Wzrost cen byłby istotny – w Polsce za kilogram wołowiny płacilibyśmy średnio o 20 zł więcej za kilogram. Za wieprzowinę o 15 zł więcej, a za drób o ok. 7 zł.
Zdecydowaną zwolenniczką tego rozwiązania jest Sylwia Spurek "To, co jemy na talerzu nie jest naszą prywatną sprawą. Ograniczenie spożycia mięsa jest tylko kwestią czasu, a debatę o tym trzeba zacząć już dziś. Bez zmiany sposobu produkcji żywności nie da się powstrzymać katastrofy klimatycznej" – przekonuje na Twitterze. Jej wpis wywołał falę komenatrzy.

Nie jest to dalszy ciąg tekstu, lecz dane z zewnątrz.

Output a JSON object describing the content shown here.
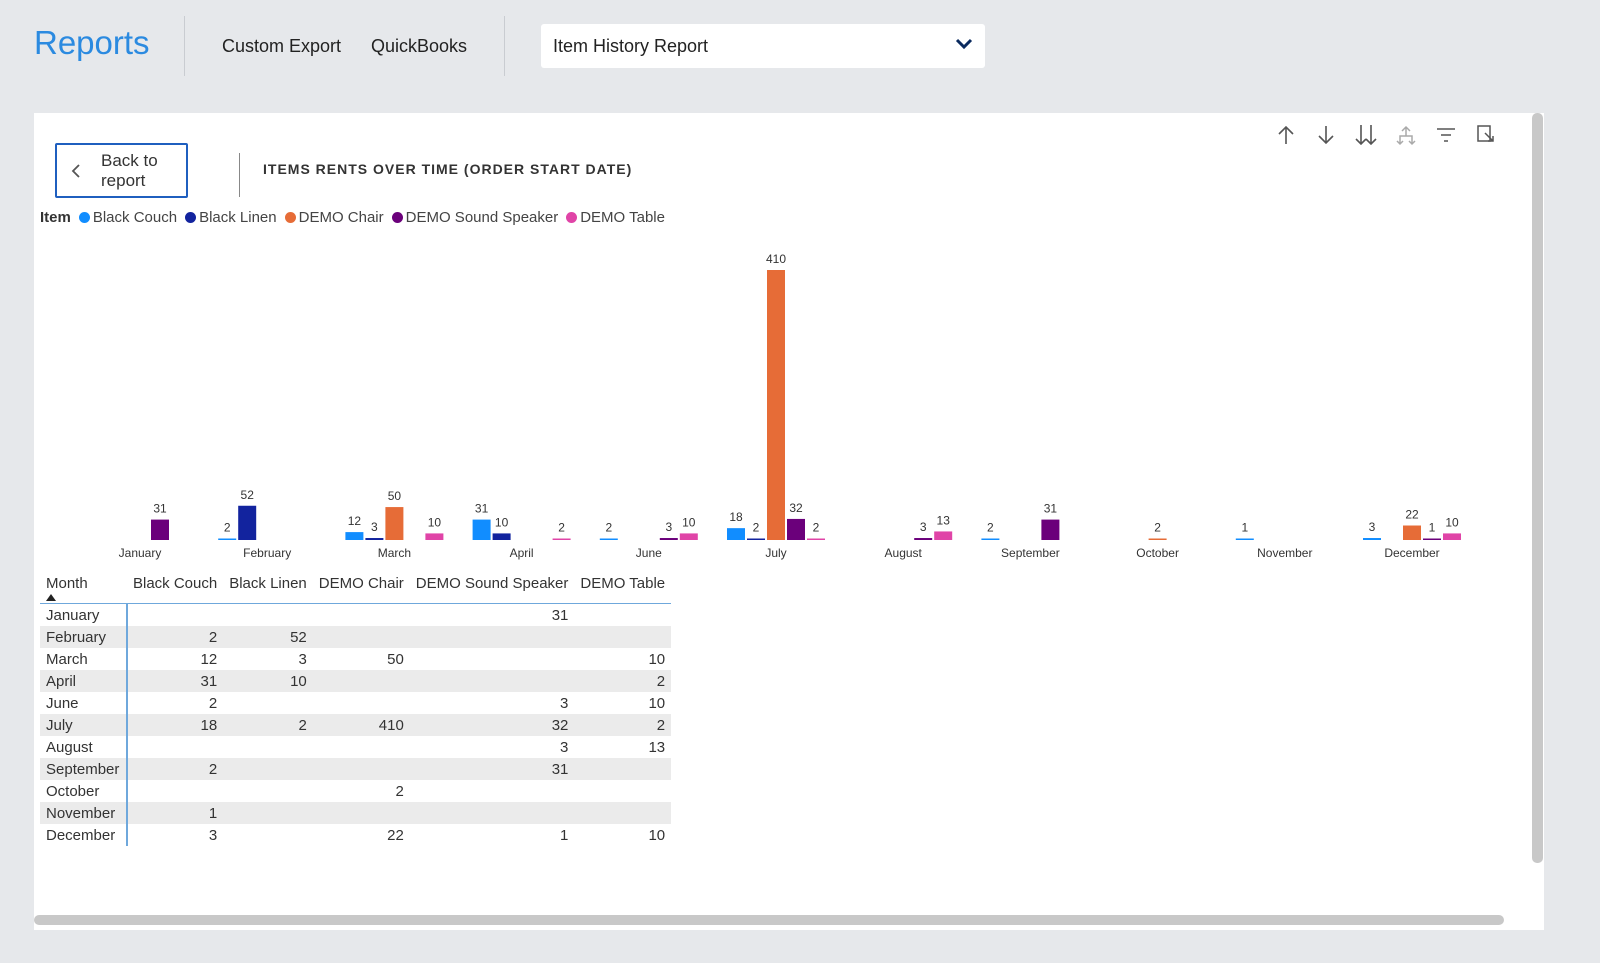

"Zapewniam Panią, że to co jem na talerzu, tacce whatever jest moja prywatna sprawa. Wyłącznie między mną, a kucharzem lub sprzedawca żywności. I na pewno nie jest to sprawa egzaltowanej, oderwanej od rzeczywistości politykierki finansowanej z podatków konsumentów także mięsa" – odpowiedział Spurek publicysta "Do Rzeczy" Wojciech Wybranowski.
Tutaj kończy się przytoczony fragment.